Tonight the Austin school board will deliberate the future of the IDEA charter school chain.

The chain claims to offer a “rigorous” college preparatory program. It claims that 100% of its graduates enter four-year colleges and universities and that 92% are either still in college or have graduated.

As researcher Ed Fuller shows, none of these claims is true.

71.4% of the IDEA graduates–not 100%–enrolled in a four-year institution of higher education.

Nearly half of them–43%–are failing in college. They were not well prepared.

Each year, the failure rate has gotten larger.

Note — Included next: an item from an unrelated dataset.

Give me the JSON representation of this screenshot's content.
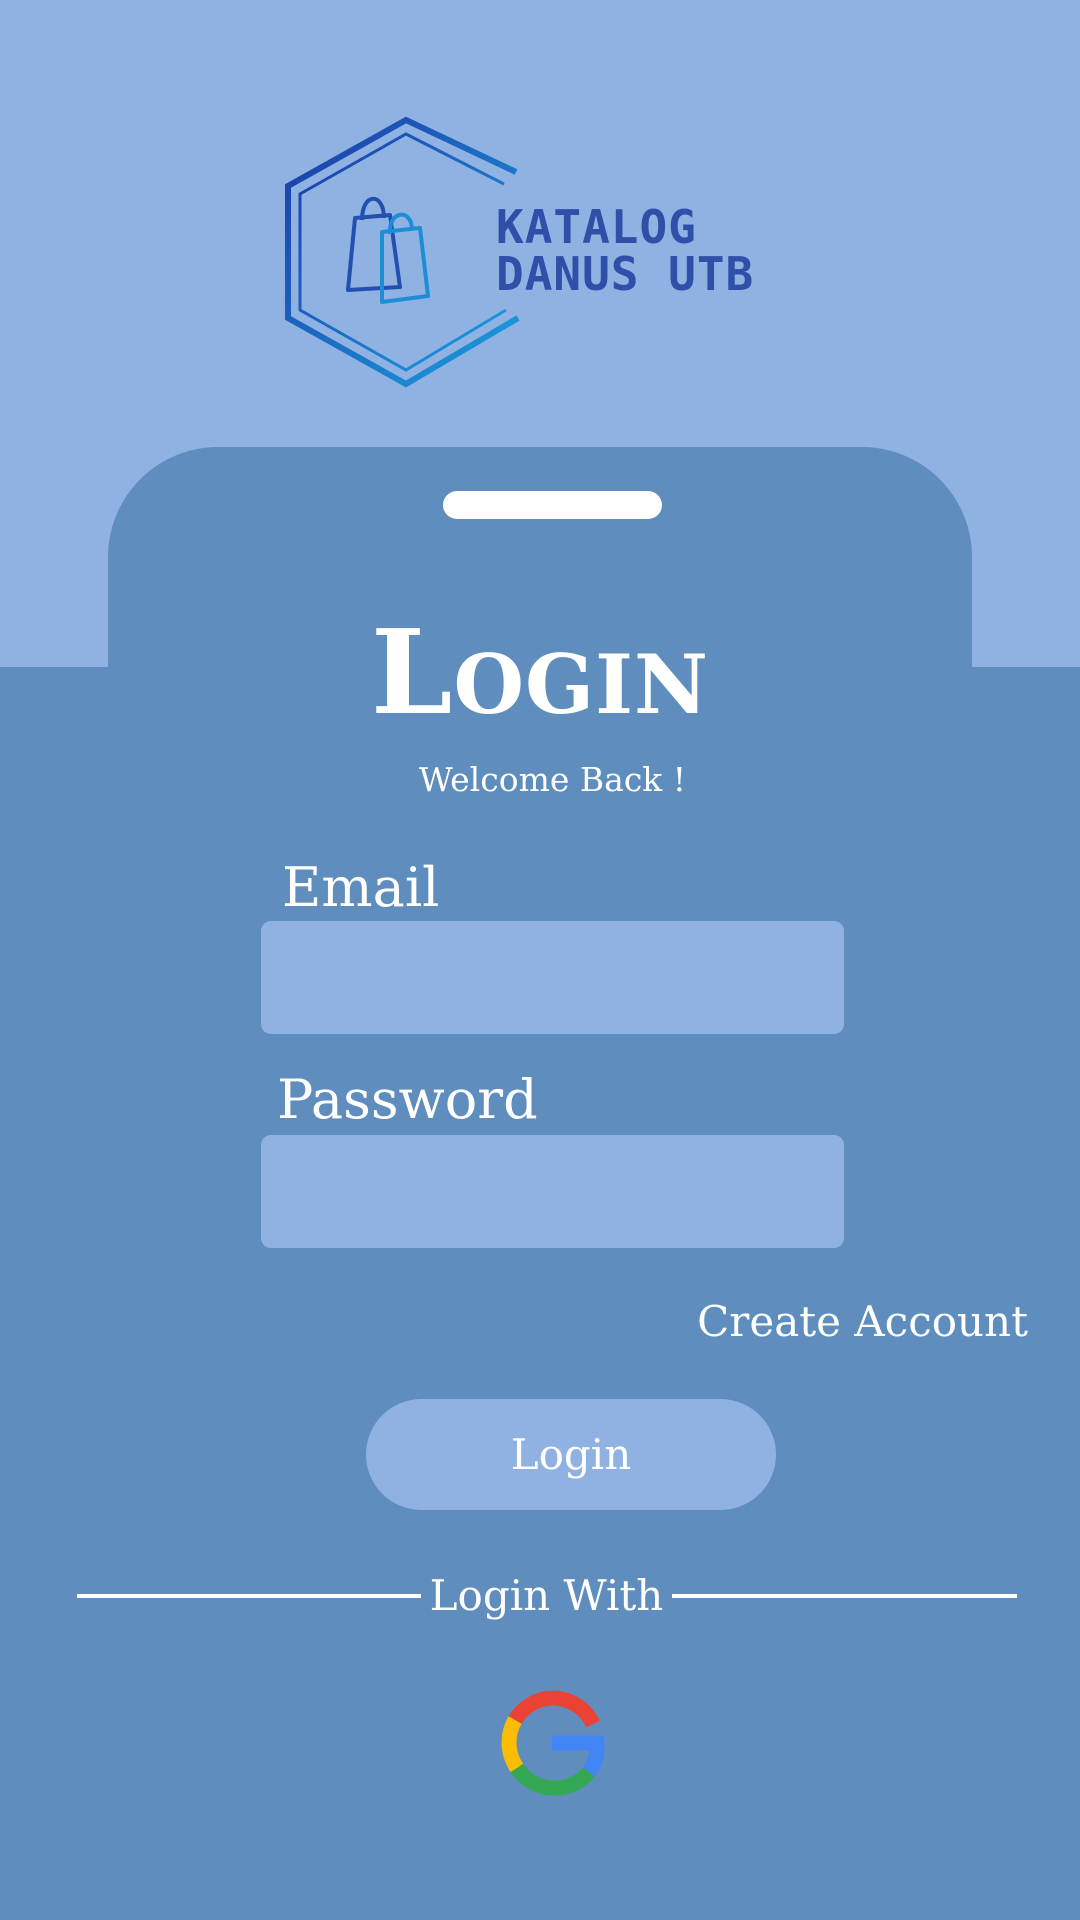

Despite these unimpressive statistics, the U.S. Department of Education awarded the IDEA charter chain a stunning $29 million.

Fuller concludes:

“One would think that given claims of the CEO, the marketing focus on being a college preparatory school, and the recent $29 million Race to the Top award from the US Department of Education, IDEA graduates would be showing improving performance in this area. Yet, this is not the case.

“In addition, this data calls into serious question the 92% persistence rate of IDEA graduates in universities as claimed in the IDEA annual report. While students earning less than a 2.0 GPA during the first year of college do not necessarily get removed from the university or drop out of school, the fact that nearly one out of every two IDEA graduates failed to earn a passing GPA suggests that more than 8% of IDEA graduates might fail to enroll after their first year of post-secondary work. Unfortunately, IDEA provides no data source or even data table to substantiate their claim about the persistence rate and, given that many of IDEA’s claims have proved to be untrue, one has to question the veracity of claims that are not substantiated by some independent data source.

“I have written about this issue before in more detail (see http://fullerlook.wordpress.com/2011/12/11/college-readiness-of-idea-and-other-high-schools-in-the-rio-grande-valley/) and shown that given the initial scores of IDEA students entering high school, IDEA students tend to under-perform on the SAT and college performance. Indeed, even when compared to high schools in the same labor market, IDEA students substantially underperform in college. This entry simply updates the previous post with a new cohort of students.

“Sadly, despite the rhetoric from IDEA, Tom Torkelson, and the US Department of Education, the college preparedness of IDEA schools has been moving in the wrong direction.”